Unlike how a writer-director like Madhur Bhandarkar would enter a dirty world to uncover its "seedy underbelly", the effort here is to give us an authentic tour of the newsroom and what the pressures of TRPs do to its foot soldiers. Set in and around three newsrooms of different repute and size, Naradan oscillates between realism and satire (a hilarious running gag is about how the profession is 'infested' with Nairs) to eventually pit this system against two people Chandrprakash/CP (Tovino Thomas) and Pradeep John (Sharaf U Deen). These characters also represent two styles of journalism with CP believing in concepts like stings, half-truths and bet journalism, whereas Pradeep remains more rooted and ethical as is evident in a cutaway where he refuses to give up his source.  

And naturally, it is CP who is far higher up in the career ladder. Like Keating to Pradeep's Roark, CP's killer instinct is one that was created right from childhood. His father openly admits to marrying his mother for money and insists that his son should do the same. Like the tale of the hare and the tortoise (a recurring motif is that of CP jogging at nighttime), the race reveals inner conflicts of both characters which culminates in CP abandoning his ethics to cross over to the dark side. 
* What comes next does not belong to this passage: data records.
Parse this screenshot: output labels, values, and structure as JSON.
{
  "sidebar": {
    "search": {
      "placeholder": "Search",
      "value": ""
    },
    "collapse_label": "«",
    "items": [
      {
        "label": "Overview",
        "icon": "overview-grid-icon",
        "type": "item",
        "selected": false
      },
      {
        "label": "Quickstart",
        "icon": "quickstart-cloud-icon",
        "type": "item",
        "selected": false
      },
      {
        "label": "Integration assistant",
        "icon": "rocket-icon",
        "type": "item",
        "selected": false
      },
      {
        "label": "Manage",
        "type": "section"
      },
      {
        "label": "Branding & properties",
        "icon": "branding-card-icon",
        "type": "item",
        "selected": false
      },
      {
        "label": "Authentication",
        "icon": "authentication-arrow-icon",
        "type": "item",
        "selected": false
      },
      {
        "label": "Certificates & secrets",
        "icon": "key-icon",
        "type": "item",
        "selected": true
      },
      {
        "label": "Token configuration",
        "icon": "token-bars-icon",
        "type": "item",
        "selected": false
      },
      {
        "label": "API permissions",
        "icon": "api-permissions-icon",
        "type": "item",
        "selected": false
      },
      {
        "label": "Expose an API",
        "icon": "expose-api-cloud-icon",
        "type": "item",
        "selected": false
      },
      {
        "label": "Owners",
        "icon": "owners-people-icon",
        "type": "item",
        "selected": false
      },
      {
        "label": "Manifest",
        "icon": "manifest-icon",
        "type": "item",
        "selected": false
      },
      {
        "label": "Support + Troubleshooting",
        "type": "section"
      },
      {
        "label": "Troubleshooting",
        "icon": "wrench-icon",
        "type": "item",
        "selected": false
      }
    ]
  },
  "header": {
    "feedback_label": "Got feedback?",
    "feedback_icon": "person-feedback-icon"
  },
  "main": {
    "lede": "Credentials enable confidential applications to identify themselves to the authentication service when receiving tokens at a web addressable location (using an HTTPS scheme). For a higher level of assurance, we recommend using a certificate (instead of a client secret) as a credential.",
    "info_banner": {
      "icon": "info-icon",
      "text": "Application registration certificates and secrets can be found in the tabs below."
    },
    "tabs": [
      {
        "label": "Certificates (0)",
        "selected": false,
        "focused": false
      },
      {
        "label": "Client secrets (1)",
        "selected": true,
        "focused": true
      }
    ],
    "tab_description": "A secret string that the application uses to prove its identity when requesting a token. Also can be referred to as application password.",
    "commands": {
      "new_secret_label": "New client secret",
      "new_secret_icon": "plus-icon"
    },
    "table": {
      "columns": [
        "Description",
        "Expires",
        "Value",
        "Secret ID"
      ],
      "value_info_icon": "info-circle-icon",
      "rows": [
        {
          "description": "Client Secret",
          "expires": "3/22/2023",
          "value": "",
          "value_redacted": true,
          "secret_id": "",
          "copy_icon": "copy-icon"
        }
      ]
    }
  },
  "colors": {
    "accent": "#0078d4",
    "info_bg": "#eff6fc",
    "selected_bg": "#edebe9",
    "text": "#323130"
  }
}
With obvious hints at a personality like Arnab Goswami, Naradan gets you to imagine the events that must have transpired to make a once-respected journalist like him be where he is today. Was it his own mental conditioning and ambition or will the system do this to anyone with a wavering mind? And with big corporate money entering the fourth estate, does it even remain news when it turns into a machine to go wherever the audience goes?
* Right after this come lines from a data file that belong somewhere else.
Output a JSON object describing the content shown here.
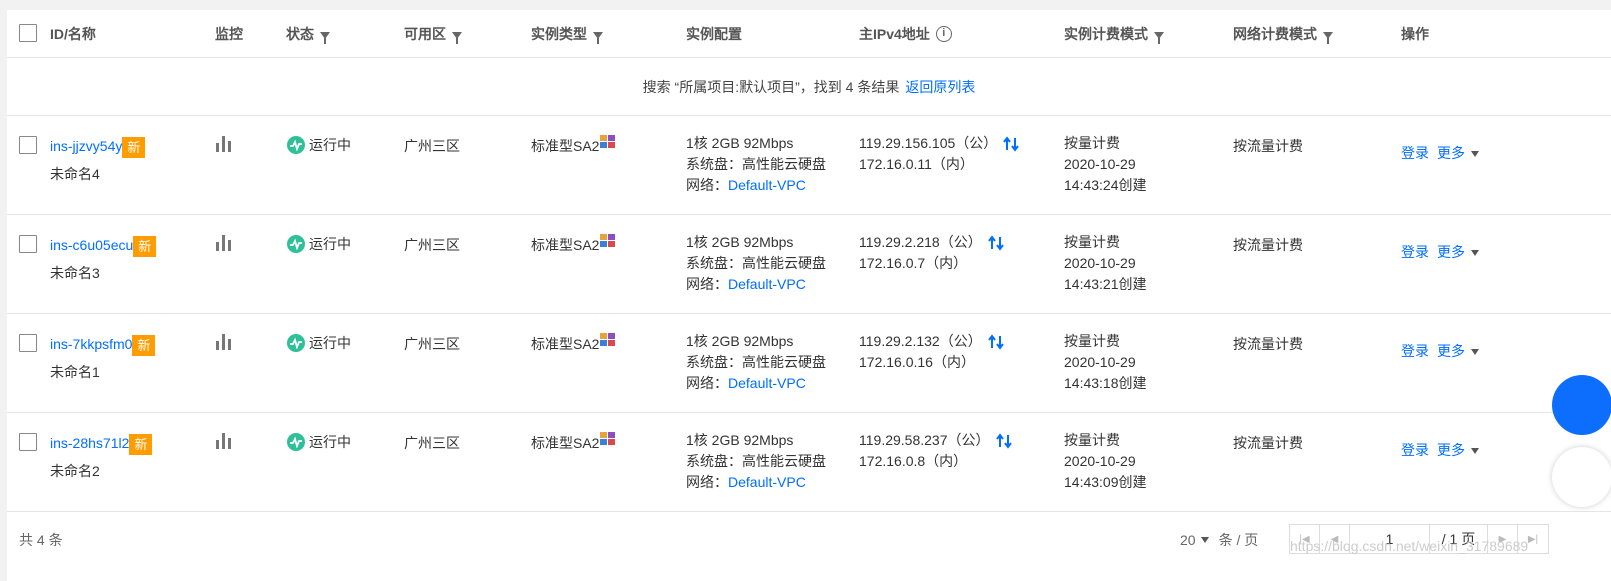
{
  "colors": {
    "accent": "#006eff",
    "badge": "#ff9d00",
    "status_running": "#2fc09a"
  },
  "header": {
    "id_name": "ID/名称",
    "monitor": "监控",
    "status": "状态",
    "zone": "可用区",
    "instance_type": "实例类型",
    "config": "实例配置",
    "ipv4": "主IPv4地址",
    "billing": "实例计费模式",
    "net_billing": "网络计费模式",
    "ops": "操作"
  },
  "notice": {
    "text": "搜索 “所属项目:默认项目”，找到 4 条结果",
    "link": "返回原列表"
  },
  "rows": [
    {
      "id": "ins-jjzvy54y",
      "badge": "新",
      "name": "未命名4",
      "status": "运行中",
      "zone": "广州三区",
      "type": "标准型SA2",
      "cfg1": "1核 2GB 92Mbps",
      "cfg2": "系统盘：高性能云硬盘",
      "cfg3_label": "网络：",
      "vpc": "Default-VPC",
      "ip_public": "119.29.156.105（公）",
      "ip_private": "172.16.0.11（内）",
      "billing": "按量计费",
      "date": "2020-10-29",
      "time": "14:43:24创建",
      "net_billing": "按流量计费",
      "login": "登录",
      "more": "更多"
    },
    {
      "id": "ins-c6u05ecu",
      "badge": "新",
      "name": "未命名3",
      "status": "运行中",
      "zone": "广州三区",
      "type": "标准型SA2",
      "cfg1": "1核 2GB 92Mbps",
      "cfg2": "系统盘：高性能云硬盘",
      "cfg3_label": "网络：",
      "vpc": "Default-VPC",
      "ip_public": "119.29.2.218（公）",
      "ip_private": "172.16.0.7（内）",
      "billing": "按量计费",
      "date": "2020-10-29",
      "time": "14:43:21创建",
      "net_billing": "按流量计费",
      "login": "登录",
      "more": "更多"
    },
    {
      "id": "ins-7kkpsfm0",
      "badge": "新",
      "name": "未命名1",
      "status": "运行中",
      "zone": "广州三区",
      "type": "标准型SA2",
      "cfg1": "1核 2GB 92Mbps",
      "cfg2": "系统盘：高性能云硬盘",
      "cfg3_label": "网络：",
      "vpc": "Default-VPC",
      "ip_public": "119.29.2.132（公）",
      "ip_private": "172.16.0.16（内）",
      "billing": "按量计费",
      "date": "2020-10-29",
      "time": "14:43:18创建",
      "net_billing": "按流量计费",
      "login": "登录",
      "more": "更多"
    },
    {
      "id": "ins-28hs71l2",
      "badge": "新",
      "name": "未命名2",
      "status": "运行中",
      "zone": "广州三区",
      "type": "标准型SA2",
      "cfg1": "1核 2GB 92Mbps",
      "cfg2": "系统盘：高性能云硬盘",
      "cfg3_label": "网络：",
      "vpc": "Default-VPC",
      "ip_public": "119.29.58.237（公）",
      "ip_private": "172.16.0.8（内）",
      "billing": "按量计费",
      "date": "2020-10-29",
      "time": "14:43:09创建",
      "net_billing": "按流量计费",
      "login": "登录",
      "more": "更多"
    }
  ],
  "footer": {
    "total": "共 4 条",
    "page_size": "20",
    "per_page": "条 / 页",
    "page_value": "1",
    "page_total": "/ 1 页",
    "watermark": "https://blog.csdn.net/weixin_31789689"
  }
}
All of this makes for an indictment of what's essentially the same news story across the country. In obvious references to real-life events, we see how a news channel like Mangalam started its coverage by honey-trapping a politician. We also get a fictionalised account of a character based on Kunal Kamra confronting CP using the same tactics the latter uses to pressurise its victims. Shouting and blackmailing too has become a part of the job and the film alludes to how the system is capable of creating monsters out of regular reporters (a junior editor shouts at another for asking for a loo break).
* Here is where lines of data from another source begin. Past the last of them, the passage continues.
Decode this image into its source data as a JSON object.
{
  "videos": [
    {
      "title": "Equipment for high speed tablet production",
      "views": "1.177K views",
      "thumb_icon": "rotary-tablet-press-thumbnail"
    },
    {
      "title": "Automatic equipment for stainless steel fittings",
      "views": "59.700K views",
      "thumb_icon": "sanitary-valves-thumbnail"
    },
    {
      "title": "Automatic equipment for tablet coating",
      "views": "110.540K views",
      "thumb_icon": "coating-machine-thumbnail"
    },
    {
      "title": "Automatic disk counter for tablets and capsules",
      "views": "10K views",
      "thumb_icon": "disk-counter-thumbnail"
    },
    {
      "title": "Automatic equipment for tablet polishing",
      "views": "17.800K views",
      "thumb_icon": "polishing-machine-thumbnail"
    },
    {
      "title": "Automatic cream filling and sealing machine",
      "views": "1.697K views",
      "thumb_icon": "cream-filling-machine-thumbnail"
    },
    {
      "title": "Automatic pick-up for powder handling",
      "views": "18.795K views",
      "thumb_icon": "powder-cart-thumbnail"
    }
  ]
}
Despite the relevance of the themes discussed here and the importance they have on our opinions and democracy, one can feel the cracks in the storyline. It's like the film we see is the result of an earlier draft without the necessary rewrites to make it cohere. The jerky genre shifts don't help either like when CP joins a life coach to work on his killer instincts (these portions are the film's silliest).

Which means that even when CP has transformed properly into a supervillain-like figure, we haven't yet figured out if it's jealousy, ambition or his vindictiveness that gets the ball rolling. An early red-herring in the form of an ex , doesn't work at all and we find many elements sticking out. Even the consciously OTT performances of both Tovino and Sharaf, especially when they're anchoring, does not fit with either the realistic or the satirical pitch. 

And that's what becomes even more confusing when it eventually abandons the newsroom for the courtroom. Although the topics of the case are serious and important, you never understand why a character like Ranji Panicker's needed to be conceived in such a manner. Is he meant to be a joke or is he not? And why do the courtroom scenes look and feel so basic, like it's from an earlier decade? This takes away a lot from even the clever bits of writing that has gone into characters like Indrans' and Anna Ben's. 

With this confusion in tone and texture and with incomplete characters (what happens to Pradeep feels like shoddy screenwriting) Naradan is a bit all over the place even though one agrees and values everything it wants to say. Like a badly hosted news hour with too many ad breaks and a lot of posturing, Naradan lacks the subtlety to work either as a complex drama about a man's descent into darkness specifically or to be an expose of the media business in general.